Hello,
I am new to Songbird. I am trying to use the standalone version of Songbird to perform a multivariate analyzis on our 16S sequencing data.
Following the tutorial (https://github.com/biocore/songbird), I first ran an null model using the command below:
##Null Model
songbird multinomial
–input-biom Collapsed-only-horns_no-miss-table-dada2.biom
–metadata-file POSTPARTUM_mapping_sample_key.txt
–formula “1”
–epochs 10000
–differential-prior 0.5
–summary-interval 1
–summary-dir Null_results
And got the following output (first page only):
Then, I ran two extra models. One full model (all covariates included) and another model removing only one covariate.
##Full model example
songbird multinomial
–input-biom Collapsed-only-horns_no-miss-table-dada2.biom
–metadata-file POSTPARTUM_mapping_sample_key.txt
–formula “OBS+Class+TRT+Cow_ID+Site+Cycling”
–epochs 10000
–differential-prior 0.5
–summary-interval 1
–summary-dir results
In the Cross validation graphs, the CV error is much higher than the one shown in the tutorial. Are my results for this first two models within the acceptable range? Any recommendations for improvement?

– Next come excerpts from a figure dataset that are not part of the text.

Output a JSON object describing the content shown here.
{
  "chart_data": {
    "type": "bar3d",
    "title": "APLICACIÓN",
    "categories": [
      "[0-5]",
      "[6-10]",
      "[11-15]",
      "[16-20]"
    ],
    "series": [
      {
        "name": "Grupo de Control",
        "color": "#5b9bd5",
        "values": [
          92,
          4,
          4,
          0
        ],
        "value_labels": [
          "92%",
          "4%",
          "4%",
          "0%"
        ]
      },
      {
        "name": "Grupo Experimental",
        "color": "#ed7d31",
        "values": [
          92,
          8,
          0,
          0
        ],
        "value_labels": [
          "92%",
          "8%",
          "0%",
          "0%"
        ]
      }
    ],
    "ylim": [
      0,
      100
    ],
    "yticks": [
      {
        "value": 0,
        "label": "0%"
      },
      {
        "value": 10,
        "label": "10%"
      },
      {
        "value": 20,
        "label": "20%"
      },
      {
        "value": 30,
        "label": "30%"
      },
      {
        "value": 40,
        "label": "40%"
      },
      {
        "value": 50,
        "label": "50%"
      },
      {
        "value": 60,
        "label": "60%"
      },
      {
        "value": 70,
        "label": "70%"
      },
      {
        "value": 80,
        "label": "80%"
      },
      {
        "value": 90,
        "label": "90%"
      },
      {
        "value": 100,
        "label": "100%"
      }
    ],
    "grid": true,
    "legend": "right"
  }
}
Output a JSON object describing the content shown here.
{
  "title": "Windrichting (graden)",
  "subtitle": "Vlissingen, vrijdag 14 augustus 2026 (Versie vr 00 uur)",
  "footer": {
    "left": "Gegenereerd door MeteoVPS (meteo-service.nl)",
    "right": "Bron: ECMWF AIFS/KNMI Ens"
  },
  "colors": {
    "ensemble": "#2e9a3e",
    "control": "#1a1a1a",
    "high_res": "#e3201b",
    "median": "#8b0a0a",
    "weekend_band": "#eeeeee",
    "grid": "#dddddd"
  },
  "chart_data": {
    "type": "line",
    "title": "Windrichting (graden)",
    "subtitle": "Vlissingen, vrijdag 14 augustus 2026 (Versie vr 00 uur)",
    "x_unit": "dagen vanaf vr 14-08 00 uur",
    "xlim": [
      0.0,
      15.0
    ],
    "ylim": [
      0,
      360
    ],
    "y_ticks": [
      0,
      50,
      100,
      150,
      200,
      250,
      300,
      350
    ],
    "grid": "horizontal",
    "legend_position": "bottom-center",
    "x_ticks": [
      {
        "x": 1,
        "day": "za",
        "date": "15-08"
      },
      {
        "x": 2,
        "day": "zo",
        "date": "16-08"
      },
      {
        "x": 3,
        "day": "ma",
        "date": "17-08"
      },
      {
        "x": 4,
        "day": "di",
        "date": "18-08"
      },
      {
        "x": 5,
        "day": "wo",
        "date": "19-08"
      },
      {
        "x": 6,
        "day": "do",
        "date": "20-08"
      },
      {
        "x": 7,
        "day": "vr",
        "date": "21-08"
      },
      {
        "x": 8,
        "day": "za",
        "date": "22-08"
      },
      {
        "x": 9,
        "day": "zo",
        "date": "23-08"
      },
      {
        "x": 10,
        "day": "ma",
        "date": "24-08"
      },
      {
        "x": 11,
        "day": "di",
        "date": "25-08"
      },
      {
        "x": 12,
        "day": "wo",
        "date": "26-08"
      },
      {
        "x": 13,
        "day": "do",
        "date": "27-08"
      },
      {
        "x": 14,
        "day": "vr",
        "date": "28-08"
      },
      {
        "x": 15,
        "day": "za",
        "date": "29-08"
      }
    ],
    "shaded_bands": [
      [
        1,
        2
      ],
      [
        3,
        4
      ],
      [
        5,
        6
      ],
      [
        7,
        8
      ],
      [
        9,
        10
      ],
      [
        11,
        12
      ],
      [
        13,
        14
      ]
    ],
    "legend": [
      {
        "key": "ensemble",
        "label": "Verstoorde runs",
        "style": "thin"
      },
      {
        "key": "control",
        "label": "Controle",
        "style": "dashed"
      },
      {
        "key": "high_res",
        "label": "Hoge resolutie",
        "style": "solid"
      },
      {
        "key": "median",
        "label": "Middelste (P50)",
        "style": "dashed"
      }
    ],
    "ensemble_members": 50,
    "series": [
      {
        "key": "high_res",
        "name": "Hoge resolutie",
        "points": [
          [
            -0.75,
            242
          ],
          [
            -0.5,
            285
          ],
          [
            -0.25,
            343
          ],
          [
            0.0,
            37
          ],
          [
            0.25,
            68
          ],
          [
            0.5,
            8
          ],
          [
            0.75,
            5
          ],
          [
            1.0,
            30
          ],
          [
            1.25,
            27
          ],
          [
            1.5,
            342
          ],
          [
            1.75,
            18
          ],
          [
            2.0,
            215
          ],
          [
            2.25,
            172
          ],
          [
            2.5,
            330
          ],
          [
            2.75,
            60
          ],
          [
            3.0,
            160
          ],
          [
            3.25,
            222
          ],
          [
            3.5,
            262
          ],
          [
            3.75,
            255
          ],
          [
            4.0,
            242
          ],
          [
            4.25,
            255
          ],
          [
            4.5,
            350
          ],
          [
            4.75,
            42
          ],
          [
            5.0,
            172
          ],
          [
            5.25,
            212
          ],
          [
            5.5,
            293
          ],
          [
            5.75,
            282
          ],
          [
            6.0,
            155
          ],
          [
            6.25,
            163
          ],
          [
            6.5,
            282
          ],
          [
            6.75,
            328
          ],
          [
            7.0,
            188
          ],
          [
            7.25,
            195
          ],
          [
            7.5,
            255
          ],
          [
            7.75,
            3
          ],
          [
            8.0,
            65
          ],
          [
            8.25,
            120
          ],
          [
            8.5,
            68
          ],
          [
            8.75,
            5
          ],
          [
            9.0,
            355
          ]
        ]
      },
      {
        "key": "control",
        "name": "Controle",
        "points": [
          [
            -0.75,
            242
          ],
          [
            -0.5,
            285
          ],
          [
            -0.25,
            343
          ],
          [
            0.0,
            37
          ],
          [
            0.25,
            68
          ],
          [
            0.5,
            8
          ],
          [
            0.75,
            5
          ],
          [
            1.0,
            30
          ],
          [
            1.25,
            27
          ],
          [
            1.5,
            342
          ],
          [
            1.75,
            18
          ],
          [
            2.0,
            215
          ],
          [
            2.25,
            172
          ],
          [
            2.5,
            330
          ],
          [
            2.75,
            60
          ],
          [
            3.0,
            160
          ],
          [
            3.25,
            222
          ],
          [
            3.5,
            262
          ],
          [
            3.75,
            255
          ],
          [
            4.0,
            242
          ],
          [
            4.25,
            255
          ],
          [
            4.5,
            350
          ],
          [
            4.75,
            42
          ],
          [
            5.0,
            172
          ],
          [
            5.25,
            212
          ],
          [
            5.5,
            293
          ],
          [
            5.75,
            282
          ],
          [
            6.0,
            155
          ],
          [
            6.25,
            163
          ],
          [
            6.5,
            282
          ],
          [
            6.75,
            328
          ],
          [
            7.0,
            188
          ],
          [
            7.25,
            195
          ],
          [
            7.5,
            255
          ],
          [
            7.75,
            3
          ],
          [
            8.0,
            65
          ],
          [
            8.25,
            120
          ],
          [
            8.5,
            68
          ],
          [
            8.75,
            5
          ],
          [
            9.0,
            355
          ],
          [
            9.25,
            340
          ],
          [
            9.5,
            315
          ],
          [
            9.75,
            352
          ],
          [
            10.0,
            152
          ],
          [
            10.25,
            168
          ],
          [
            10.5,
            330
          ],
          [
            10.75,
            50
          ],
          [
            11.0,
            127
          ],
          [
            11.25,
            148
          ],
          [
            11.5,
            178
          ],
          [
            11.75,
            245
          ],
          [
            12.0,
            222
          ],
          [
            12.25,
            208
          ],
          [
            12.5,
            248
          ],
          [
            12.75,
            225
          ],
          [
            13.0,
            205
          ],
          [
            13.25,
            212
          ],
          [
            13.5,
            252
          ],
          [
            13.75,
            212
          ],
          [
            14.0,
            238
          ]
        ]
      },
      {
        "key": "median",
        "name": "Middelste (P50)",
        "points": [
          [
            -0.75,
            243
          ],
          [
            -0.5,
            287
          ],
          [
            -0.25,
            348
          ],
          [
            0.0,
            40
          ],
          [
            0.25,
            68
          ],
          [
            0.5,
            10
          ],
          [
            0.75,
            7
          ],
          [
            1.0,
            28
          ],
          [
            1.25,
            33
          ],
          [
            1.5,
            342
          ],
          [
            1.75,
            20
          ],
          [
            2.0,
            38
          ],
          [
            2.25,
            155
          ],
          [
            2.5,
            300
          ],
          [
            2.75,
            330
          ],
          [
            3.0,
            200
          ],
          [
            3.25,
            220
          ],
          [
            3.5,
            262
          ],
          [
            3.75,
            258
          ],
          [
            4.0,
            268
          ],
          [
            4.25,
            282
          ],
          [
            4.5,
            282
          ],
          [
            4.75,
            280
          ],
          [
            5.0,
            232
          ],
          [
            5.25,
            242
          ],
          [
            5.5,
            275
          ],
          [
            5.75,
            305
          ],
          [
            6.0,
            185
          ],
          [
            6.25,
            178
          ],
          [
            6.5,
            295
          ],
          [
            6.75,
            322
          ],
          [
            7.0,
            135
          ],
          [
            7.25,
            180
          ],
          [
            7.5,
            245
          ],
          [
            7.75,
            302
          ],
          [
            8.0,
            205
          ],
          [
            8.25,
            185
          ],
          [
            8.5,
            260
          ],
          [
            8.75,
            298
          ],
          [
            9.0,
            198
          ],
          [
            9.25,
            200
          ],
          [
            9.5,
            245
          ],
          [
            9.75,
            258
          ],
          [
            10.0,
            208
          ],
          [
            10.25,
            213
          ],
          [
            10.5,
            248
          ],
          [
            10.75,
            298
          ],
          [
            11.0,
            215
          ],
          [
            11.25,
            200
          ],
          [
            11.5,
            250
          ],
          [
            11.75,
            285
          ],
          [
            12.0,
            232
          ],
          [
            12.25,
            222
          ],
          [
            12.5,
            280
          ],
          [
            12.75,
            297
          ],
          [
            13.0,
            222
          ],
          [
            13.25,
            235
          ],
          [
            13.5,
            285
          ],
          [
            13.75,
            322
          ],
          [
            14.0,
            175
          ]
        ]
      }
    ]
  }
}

Based on the pictures above, it doesn’t seem to be a big difference between “results_full_formula_10_12_2020” and the “results_no-TRT” (perhaps the latter slightly better).
I also ran a third model excluding an additional covariate. However, the results showing on TensorBoard included only the null model and the last one I ran (the two previous models were not available on Tensorboard). Is there a way to fix this so I can compare multiple models in Tensorboard?
Using Gneiss, it’s very easy to check the effect of each covariate using the regression summary output. Is there a equivalente way in Songbird to evaluate the effect of individual covariates included in the model?
@mortonjt - If at all possible, I would really appreciate to hear your thoughts on this!